A recent study, conducted by a team of researchers from the Baylor College of Medicine in Houston and published in the American Journal of Clinical Nutrition, examined the relationship between diet quality and the microbiotic composition of the colon.
Therefore, the study participants responded questionnaires about their eating habits and the researchers analyzed the results regarding the health of their colon microbial, thanks to the colonoscopy.
"One of the novelties of this study is that we have studied the microbiome associated with the coating of the colon," says Dr. Jiao, lead author of the study. Most of the other studies used fecal tests. "
"We have observed the mucosa of the colon because its microbiome is different from that of excrement and is known to be more representative of human immunity and microbiotic interactions than fecal matter."

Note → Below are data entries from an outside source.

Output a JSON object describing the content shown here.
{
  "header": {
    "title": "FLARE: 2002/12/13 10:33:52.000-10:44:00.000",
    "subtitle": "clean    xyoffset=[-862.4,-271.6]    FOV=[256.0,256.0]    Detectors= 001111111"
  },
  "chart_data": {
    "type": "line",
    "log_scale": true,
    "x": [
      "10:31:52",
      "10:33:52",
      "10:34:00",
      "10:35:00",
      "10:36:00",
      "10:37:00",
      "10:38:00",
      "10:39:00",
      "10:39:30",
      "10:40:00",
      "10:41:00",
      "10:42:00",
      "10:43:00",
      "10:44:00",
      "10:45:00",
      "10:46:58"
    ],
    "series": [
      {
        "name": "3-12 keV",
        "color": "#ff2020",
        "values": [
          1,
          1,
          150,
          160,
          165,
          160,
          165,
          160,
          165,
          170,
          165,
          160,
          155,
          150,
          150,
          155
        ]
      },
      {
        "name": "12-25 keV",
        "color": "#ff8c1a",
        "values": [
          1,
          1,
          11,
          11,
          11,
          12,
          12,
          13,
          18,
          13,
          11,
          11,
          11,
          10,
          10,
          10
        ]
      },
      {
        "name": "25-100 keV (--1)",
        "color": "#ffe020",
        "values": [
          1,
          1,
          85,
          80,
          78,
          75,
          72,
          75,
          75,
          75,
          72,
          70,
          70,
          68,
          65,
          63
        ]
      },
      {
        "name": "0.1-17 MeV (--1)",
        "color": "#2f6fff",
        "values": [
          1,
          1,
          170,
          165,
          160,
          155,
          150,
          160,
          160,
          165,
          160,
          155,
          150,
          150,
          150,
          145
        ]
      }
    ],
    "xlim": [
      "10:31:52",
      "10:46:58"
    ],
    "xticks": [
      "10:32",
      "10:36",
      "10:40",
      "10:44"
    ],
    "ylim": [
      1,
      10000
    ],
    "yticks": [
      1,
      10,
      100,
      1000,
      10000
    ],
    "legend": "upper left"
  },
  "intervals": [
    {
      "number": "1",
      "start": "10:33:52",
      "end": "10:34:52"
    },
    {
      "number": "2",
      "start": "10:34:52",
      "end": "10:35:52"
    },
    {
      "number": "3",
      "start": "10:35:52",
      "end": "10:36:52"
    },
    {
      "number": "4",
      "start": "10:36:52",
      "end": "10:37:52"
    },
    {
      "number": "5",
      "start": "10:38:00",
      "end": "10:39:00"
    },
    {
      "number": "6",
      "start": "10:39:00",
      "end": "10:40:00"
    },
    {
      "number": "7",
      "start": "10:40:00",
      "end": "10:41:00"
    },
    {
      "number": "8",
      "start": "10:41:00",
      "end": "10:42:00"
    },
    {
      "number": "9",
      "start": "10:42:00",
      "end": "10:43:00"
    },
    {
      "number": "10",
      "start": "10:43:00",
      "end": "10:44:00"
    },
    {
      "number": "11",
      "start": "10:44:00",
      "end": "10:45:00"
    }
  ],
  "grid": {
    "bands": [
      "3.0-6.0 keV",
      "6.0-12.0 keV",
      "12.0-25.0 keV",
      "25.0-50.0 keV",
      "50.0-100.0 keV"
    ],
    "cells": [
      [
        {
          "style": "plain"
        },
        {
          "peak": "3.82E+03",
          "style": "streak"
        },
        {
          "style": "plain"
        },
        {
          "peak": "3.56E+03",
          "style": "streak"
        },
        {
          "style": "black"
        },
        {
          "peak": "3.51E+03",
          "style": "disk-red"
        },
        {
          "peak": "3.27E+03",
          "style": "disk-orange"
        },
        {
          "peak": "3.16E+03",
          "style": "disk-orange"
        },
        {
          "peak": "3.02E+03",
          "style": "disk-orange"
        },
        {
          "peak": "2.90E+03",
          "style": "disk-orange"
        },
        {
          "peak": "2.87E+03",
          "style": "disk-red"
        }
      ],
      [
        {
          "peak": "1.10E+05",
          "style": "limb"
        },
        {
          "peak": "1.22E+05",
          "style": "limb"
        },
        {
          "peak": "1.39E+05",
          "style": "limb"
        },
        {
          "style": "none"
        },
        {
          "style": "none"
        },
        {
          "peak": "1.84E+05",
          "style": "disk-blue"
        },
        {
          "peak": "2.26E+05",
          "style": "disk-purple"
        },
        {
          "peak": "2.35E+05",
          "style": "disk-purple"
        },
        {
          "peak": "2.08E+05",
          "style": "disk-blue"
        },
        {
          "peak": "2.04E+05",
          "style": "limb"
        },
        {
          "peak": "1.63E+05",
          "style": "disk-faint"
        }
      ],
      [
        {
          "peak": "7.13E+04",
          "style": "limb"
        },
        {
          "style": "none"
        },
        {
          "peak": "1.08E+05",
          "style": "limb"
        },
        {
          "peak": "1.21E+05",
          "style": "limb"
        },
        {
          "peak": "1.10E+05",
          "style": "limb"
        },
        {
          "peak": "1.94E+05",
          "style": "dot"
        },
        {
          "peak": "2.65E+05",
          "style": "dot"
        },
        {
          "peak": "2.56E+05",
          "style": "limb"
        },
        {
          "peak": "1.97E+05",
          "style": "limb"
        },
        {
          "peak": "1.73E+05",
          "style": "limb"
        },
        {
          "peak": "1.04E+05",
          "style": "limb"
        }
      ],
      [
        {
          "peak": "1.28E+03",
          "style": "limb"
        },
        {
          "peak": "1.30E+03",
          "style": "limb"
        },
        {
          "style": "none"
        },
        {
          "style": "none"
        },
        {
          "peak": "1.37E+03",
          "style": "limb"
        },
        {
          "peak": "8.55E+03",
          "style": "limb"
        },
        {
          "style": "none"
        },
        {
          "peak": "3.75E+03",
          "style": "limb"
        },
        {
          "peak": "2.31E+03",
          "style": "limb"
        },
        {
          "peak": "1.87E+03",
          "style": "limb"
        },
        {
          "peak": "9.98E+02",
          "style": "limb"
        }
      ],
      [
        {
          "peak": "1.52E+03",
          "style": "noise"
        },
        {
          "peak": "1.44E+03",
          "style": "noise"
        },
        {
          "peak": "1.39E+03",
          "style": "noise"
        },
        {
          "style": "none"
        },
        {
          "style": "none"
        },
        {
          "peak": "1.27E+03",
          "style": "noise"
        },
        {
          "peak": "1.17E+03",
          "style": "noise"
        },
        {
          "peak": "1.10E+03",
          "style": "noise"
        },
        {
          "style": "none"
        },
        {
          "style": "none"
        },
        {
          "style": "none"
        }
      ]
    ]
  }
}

Fruits, vegetables and whole grains to prevent colorectal cancer
To analyze the quality of participants' diets, the researchers used the healthy food index (HEI) to analyze patterns of diet in general and not individual ones.
According to HEI, a varied diet is rich in whole fruits, vegetables and cereals and low in sugar, alcohol and solid fats. Following this diet is related to a high level of beneficial bacteria, that is, bacteria with anti-inflammatory properties.
On the other hand, after a poor diet is related to an increase in a bacterium called fusobacteria. The development of this bacterium has already been linked to the possible onset of colorectal cancer.
"The diet can be changed to find a strategy to develop a microbiome that promotes a healthy life," says Dr. Jiao. We believe that modifying their own microbiome through diet can be part of the plan to reduce the risk of chronic diseases. "
In France, in 2015, just over 43,000 people were diagnosed recently with colon cancer, including more than 23,000 men.